A Lei Ordinária nº 15.895/2026 autoriza empresas privadas a associarem suas marcas a espaços, equipamentos e eventos públicos de João Pessoa mediante licitação e contrapartida financeira. O mecanismo poderá alcançar áreas como saúde, cultura, esporte, educação, lazer, meio ambiente e mobilidade urbana. O nome original do equipamento deverá ser preservado, com a marca privada aparecendo apenas como uma denominação complementar.
Trata-se de uma ferramenta moderna, capaz de atrair recursos para a manutenção e a recuperação de praças, parques, terminais, equipamentos culturais e outros espaços públicos sem que toda a despesa recaia diretamente sobre o orçamento municipal.
Mas uma boa ideia somente se transforma em benefício público quando existe fiscalização, transparência e rigor. Será indispensável garantir avaliações corretas dos valores envolvidos, licitações amplamente divulgadas, contratos públicos, critérios objetivos e acompanhamento permanente das contrapartidas assumidas pelas empresas.
João Pessoa não pode entregar espaços valorizados por preços irrisórios, permitir favorecimentos ou transformar equipamentos públicos em vitrines publicitárias desordenadas. O patrimônio continua sendo da população. A iniciativa privada poderá associar sua marca, mas não se apropriar da identidade, da memória ou da finalidade pública desses locais.
A própria legislação estabelece restrições a marcas e conteúdos ligados à pornografia, discriminação, violência, apologia ao crime, álcool, tabaco, drogas ilícitas e manifestações político-partidárias, ideológicas ou religiosas. Ainda existe, porém, a necessidade de impedir expressamente a participação de empresas de apostas, ponto que Ícaro Chaves anunciou que pretende corrigir por meio de um projeto complementar.
A iniciativa não aparece de forma isolada. Ícaro também apresentou propostas para implantação de semáforos inteligentes, mudança no modelo de remuneração do transporte coletivo e adoção de soluções sustentáveis para armazenamento e infiltração de águas pluviais, demonstrando atenção a temas como mobilidade, planejamento urbano e prevenção de alagamentos.
É esse dinamismo que faz Ícaro Chaves se destacar na Câmara Municipal. Em vez de limitar o mandato a discursos, homenagens e requerimentos, o vereador procura introduzir debates contemporâneos e construir soluções aplicáveis à realidade de João Pessoa.

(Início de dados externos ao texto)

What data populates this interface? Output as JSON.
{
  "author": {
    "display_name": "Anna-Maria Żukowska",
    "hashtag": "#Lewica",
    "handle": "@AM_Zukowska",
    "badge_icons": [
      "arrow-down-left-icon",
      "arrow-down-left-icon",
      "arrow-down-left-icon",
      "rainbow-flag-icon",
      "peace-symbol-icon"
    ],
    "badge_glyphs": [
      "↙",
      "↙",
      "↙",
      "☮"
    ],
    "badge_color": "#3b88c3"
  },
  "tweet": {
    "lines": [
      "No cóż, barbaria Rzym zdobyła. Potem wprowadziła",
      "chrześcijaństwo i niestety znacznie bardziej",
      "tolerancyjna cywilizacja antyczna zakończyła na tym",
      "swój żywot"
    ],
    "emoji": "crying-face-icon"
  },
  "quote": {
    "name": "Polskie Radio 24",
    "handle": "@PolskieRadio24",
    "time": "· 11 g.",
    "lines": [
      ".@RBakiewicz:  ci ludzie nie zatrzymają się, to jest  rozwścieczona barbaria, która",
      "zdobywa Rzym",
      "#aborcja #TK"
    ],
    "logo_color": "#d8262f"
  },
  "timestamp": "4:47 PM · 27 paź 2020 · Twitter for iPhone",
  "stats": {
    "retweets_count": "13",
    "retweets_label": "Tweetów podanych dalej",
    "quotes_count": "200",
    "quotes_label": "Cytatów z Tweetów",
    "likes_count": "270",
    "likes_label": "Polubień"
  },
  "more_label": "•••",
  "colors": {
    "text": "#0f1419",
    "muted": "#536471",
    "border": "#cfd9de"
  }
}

A Lei dos Naming Rights terá de passar pelo teste da execução. Com fiscalização e rigor, poderá representar novos investimentos e melhores espaços públicos. Sem controle, poderá gerar distorções. A proposta está lançada, e cabe agora ao Poder Executivo aplicá-la com responsabilidade e à própria Câmara fiscalizar cada contrato.
Ícaro Chaves faz a diferença na Casa Napoleão Laureano porque compreende que o papel de um vereador não é apenas apontar problemas. É apresentar caminhos, provocar discussões e criar instrumentos capazes de melhorar concretamente a cidade.